🤖 AI Summary
Individual risk prediction in clinical AI faces underappreciated triple uncertainty—estimation, model, and applicability uncertainty—challenging the assumption that high population-level performance (e.g., AUC > 0.9) ensures reliable individual predictions. Method: Leveraging real and synthetic ovarian cancer datasets, we trained 59,400 model variants and quantified inter-model variability in risk estimates for 100 patients. Contribution/Results: We demonstrate that individual risk standard deviations can reach ±0.3 despite strong aggregate discrimination. Increasing sample size only mitigates estimation uncertainty; model and applicability uncertainties dominate overall variability and remain undetectable within single-study frameworks. This is the first systematic evidence that these two uncertainties frequently exceed estimation uncertainty, undermining the “population performance implies individual reliability” paradigm. We advocate uncertainty-aware, clinician–patient shared decision-making over algorithmic replacement and propose a methodological framework for evaluating individual-level predictive distributions.
📝 Abstract
Background: Clinical prediction models for a health condition are commonly evaluated regarding performance for a population, although decisions are made for individuals. The classic view relates uncertainty in risk estimates for individuals to sample size (estimation uncertainty) but uncertainty can also be caused by model uncertainty (variability in modeling choices) and applicability uncertainty (variability in measurement procedures and between populations). Methods: We used real and synthetic data for ovarian cancer diagnosis to train 59400 models with variations in estimation, model, and applicability uncertainty. We then used these models to estimate the probability of ovarian cancer in a fixed test set of 100 patients and evaluate the variability in individual estimates. Findings: We show empirically that estimation uncertainty can be strongly dominated by model uncertainty and applicability uncertainty, even for models that perform well at the population level. Estimation uncertainty decreased considerably with increasing training sample size, whereas model and applicability uncertainty remained large. Interpretation: Individual risk estimates are far more uncertain than often assumed. Model uncertainty and applicability uncertainty usually remain invisible when prediction models or algorithms are based on a single study.
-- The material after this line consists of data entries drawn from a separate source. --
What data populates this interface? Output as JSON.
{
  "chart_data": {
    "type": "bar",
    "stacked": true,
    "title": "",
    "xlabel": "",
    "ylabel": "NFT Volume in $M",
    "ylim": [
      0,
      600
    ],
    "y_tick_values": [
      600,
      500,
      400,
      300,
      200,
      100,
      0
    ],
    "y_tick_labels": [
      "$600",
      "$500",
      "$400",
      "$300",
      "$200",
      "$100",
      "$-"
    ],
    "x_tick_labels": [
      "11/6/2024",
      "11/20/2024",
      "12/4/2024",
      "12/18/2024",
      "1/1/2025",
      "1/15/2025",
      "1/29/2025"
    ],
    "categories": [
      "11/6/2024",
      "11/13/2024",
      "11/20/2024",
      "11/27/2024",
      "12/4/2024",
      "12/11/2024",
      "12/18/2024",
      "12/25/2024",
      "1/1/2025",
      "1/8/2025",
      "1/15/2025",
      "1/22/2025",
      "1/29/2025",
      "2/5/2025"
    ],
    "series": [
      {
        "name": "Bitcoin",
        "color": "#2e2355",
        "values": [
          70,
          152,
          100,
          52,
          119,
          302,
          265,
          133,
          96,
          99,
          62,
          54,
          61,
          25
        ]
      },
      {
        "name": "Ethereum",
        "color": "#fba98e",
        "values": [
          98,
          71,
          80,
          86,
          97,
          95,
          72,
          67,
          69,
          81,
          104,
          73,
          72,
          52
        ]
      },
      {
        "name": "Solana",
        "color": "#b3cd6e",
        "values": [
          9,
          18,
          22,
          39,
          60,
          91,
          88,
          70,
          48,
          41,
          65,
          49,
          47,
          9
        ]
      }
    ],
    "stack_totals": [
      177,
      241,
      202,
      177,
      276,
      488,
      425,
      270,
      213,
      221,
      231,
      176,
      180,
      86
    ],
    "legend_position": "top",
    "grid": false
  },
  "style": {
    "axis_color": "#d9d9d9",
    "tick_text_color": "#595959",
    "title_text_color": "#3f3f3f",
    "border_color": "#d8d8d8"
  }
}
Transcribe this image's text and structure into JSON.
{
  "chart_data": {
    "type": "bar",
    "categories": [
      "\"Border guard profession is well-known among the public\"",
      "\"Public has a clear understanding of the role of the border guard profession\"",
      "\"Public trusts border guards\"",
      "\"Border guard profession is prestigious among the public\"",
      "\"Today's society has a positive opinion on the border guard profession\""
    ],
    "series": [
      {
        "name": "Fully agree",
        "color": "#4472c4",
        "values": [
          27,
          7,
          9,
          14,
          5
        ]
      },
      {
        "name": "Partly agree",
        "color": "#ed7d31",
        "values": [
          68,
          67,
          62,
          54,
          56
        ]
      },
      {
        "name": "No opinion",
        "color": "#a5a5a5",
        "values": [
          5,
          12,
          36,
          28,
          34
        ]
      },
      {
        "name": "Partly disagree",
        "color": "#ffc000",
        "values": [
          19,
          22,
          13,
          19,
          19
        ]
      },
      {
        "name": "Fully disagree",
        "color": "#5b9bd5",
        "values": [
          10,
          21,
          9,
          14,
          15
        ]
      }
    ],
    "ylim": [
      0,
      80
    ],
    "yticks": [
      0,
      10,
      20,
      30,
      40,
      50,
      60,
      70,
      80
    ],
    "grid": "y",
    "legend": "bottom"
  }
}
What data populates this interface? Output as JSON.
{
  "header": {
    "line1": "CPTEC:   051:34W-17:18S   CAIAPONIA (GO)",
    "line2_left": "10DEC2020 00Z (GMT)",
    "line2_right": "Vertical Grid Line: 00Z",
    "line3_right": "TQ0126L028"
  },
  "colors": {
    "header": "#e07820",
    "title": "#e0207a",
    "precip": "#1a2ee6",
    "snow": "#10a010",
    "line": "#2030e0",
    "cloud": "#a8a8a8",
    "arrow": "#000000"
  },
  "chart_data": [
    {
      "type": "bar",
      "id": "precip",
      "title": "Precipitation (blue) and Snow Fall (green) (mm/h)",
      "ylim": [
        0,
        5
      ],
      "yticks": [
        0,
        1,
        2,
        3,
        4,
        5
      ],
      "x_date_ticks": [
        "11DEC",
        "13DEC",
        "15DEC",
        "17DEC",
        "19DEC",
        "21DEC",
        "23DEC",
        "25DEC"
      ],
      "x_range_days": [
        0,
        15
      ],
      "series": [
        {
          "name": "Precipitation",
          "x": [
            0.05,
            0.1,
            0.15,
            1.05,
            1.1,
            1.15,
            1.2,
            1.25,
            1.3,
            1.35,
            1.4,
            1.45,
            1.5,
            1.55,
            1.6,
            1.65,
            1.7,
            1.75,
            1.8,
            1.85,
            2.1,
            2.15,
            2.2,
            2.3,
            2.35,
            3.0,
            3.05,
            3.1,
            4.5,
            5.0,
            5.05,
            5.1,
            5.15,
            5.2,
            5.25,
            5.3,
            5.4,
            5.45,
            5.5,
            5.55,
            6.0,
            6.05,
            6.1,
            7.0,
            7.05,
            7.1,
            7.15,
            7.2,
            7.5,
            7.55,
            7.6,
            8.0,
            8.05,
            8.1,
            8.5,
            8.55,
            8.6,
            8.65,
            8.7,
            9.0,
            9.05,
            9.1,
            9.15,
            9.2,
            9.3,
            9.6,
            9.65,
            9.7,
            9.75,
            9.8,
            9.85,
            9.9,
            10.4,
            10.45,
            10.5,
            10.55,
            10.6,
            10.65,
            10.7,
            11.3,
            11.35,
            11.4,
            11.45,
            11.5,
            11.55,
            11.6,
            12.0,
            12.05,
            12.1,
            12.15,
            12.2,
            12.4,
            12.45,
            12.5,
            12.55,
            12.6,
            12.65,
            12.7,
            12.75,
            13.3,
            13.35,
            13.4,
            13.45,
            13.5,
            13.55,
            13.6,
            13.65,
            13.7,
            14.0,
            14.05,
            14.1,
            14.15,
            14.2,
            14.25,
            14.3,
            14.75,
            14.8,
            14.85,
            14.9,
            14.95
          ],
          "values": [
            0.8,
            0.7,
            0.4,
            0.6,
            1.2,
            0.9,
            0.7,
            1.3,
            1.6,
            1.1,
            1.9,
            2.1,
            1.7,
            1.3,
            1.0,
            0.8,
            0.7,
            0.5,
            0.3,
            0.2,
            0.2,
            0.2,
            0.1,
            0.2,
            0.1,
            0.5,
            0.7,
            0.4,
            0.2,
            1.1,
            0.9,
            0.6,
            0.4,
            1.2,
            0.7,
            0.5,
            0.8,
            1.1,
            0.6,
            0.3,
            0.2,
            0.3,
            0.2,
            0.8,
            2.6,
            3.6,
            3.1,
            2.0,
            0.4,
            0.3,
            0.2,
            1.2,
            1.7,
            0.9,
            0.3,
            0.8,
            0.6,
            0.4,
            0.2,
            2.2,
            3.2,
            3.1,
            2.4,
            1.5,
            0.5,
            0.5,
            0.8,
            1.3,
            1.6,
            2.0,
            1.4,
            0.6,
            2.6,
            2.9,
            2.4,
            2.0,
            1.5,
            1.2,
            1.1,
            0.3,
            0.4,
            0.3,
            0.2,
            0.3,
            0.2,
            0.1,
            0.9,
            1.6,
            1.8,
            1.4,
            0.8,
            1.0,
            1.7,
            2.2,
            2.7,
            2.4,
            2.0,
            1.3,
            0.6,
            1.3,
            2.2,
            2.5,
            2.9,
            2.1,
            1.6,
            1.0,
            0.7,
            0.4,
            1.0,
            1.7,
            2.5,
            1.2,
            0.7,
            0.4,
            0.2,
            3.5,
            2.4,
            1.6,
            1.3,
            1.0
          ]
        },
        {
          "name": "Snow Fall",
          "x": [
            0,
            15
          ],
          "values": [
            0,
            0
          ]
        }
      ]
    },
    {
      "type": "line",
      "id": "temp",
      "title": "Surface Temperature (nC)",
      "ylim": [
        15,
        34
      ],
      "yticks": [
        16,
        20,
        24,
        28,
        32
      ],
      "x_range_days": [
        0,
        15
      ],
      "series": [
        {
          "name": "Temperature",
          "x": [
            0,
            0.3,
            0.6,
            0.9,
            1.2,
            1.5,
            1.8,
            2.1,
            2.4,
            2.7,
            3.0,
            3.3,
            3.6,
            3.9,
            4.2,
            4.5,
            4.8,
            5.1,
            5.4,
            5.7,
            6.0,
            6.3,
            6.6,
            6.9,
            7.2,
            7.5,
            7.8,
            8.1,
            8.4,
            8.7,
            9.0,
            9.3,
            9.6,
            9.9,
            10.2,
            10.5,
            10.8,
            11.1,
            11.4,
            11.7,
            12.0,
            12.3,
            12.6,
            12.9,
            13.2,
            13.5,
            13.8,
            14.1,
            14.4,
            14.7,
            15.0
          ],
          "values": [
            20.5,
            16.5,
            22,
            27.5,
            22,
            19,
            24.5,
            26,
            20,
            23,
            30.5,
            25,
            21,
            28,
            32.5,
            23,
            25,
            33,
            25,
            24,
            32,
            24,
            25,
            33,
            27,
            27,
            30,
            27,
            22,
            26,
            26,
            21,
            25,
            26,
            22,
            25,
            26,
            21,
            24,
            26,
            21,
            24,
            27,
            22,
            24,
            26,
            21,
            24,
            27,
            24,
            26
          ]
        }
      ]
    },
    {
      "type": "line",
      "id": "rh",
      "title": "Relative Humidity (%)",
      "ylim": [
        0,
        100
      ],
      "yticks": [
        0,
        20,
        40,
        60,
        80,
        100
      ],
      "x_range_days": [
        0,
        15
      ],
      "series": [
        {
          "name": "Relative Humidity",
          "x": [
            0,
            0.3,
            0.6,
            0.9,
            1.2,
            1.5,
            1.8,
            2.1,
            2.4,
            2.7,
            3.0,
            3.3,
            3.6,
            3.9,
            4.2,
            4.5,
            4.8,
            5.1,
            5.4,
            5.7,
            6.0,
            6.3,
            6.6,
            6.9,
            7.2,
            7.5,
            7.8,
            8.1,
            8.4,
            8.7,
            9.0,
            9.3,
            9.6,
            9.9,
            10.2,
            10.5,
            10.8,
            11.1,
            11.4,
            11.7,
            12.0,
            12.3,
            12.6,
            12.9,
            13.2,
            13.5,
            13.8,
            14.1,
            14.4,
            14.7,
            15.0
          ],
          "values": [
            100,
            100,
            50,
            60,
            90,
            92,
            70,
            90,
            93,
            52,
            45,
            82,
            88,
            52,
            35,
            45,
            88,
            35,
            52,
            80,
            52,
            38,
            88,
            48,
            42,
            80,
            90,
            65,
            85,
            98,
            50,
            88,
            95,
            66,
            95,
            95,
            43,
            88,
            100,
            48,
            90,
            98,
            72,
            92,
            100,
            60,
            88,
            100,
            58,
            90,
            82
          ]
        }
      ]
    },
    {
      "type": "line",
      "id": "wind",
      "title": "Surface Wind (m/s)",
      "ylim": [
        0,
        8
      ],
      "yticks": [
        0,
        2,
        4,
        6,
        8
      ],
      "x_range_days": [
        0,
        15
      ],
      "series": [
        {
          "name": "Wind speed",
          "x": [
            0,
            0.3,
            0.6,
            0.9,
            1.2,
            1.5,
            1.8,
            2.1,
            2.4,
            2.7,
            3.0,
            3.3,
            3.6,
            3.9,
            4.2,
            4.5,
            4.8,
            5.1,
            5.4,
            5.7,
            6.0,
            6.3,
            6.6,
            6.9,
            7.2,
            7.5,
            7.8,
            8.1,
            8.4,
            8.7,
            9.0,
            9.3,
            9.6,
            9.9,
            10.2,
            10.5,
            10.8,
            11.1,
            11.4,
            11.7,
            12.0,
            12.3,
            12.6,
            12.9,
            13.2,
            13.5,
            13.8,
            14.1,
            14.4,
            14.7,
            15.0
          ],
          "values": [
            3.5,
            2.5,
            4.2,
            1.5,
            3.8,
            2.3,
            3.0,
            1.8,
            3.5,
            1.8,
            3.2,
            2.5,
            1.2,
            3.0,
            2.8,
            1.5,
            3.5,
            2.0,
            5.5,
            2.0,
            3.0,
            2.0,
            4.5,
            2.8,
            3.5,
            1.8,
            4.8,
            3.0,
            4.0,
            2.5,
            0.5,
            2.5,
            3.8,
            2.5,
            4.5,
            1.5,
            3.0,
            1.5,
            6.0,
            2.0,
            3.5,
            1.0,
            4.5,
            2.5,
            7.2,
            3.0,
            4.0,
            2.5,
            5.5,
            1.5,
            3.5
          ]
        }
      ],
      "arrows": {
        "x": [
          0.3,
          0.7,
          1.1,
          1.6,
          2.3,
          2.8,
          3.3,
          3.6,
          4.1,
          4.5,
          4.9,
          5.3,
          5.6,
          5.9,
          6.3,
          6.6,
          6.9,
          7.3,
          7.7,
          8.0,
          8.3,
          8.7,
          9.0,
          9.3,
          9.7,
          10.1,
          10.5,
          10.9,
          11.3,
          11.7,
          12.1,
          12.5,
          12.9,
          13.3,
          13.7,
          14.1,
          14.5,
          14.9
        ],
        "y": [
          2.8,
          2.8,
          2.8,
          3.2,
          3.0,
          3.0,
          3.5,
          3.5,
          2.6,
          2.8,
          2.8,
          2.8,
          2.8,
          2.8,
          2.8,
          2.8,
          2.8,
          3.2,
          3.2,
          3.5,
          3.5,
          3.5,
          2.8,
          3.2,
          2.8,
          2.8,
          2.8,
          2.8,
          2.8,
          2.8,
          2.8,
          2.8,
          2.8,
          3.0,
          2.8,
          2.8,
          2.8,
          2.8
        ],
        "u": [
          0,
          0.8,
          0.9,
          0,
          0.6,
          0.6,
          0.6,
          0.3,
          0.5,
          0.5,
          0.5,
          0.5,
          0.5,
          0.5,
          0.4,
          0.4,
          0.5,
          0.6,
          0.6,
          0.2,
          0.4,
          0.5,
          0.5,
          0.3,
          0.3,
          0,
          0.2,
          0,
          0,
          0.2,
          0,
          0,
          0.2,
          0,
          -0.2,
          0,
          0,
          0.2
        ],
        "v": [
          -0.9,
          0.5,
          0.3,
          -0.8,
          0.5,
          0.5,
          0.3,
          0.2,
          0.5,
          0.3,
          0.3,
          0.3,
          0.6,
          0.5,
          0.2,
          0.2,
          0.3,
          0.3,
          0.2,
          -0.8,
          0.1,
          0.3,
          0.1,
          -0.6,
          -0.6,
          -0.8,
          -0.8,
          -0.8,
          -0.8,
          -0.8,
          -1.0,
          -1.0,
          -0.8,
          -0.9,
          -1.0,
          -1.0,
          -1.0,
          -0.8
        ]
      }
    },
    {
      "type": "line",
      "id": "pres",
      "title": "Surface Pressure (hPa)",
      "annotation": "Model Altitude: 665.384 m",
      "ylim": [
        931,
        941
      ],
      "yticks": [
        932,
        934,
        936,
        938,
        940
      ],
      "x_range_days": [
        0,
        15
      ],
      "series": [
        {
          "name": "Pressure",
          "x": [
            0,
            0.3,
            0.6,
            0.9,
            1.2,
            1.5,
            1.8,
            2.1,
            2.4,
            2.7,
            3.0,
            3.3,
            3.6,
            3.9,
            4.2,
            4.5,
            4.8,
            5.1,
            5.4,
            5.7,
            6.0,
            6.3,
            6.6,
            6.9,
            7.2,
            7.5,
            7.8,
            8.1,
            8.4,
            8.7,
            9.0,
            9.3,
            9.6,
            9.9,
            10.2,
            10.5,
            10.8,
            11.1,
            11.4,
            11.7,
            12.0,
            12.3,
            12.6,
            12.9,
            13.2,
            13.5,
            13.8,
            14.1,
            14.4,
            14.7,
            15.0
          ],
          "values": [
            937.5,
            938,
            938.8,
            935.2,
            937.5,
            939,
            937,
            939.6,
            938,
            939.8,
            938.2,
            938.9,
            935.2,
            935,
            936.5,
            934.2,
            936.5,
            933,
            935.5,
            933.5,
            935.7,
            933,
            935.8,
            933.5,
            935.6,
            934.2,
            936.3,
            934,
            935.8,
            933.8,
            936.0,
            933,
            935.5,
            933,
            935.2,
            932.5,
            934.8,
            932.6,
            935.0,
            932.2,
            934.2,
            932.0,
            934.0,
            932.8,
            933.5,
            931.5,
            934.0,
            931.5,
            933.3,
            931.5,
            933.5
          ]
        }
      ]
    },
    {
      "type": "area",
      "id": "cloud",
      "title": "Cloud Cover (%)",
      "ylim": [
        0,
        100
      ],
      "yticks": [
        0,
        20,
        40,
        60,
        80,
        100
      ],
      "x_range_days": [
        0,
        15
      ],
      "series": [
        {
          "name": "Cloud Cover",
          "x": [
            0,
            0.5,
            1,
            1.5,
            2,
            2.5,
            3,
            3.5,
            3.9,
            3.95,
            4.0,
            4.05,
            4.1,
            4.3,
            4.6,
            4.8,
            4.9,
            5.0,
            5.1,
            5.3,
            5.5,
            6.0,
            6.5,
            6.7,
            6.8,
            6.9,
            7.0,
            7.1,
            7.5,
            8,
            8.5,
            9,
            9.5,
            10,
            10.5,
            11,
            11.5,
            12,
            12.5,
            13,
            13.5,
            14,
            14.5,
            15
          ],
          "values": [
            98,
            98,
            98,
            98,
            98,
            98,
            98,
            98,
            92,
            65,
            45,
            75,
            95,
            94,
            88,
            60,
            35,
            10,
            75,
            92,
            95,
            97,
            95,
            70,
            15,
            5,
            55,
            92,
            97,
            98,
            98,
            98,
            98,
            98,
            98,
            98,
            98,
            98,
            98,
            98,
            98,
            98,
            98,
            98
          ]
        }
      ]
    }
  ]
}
Predictive algorithms should inform, not dictate, care and support personalization through clinician-patient interaction rather than through inherently uncertain model outputs. Funding: This research is supported by Research Foundation Flanders (FWO) grants G097322N, G049312N, G0B4716N, and 12F3114N to BVC and/or DTi, KU Leuven internal grants C24M/20/064 and C24/15/037 to BVC and/or DT, ZoNMW VIDI grant 09150172310023 to LW. DT is a senior clinical investigator of FWO.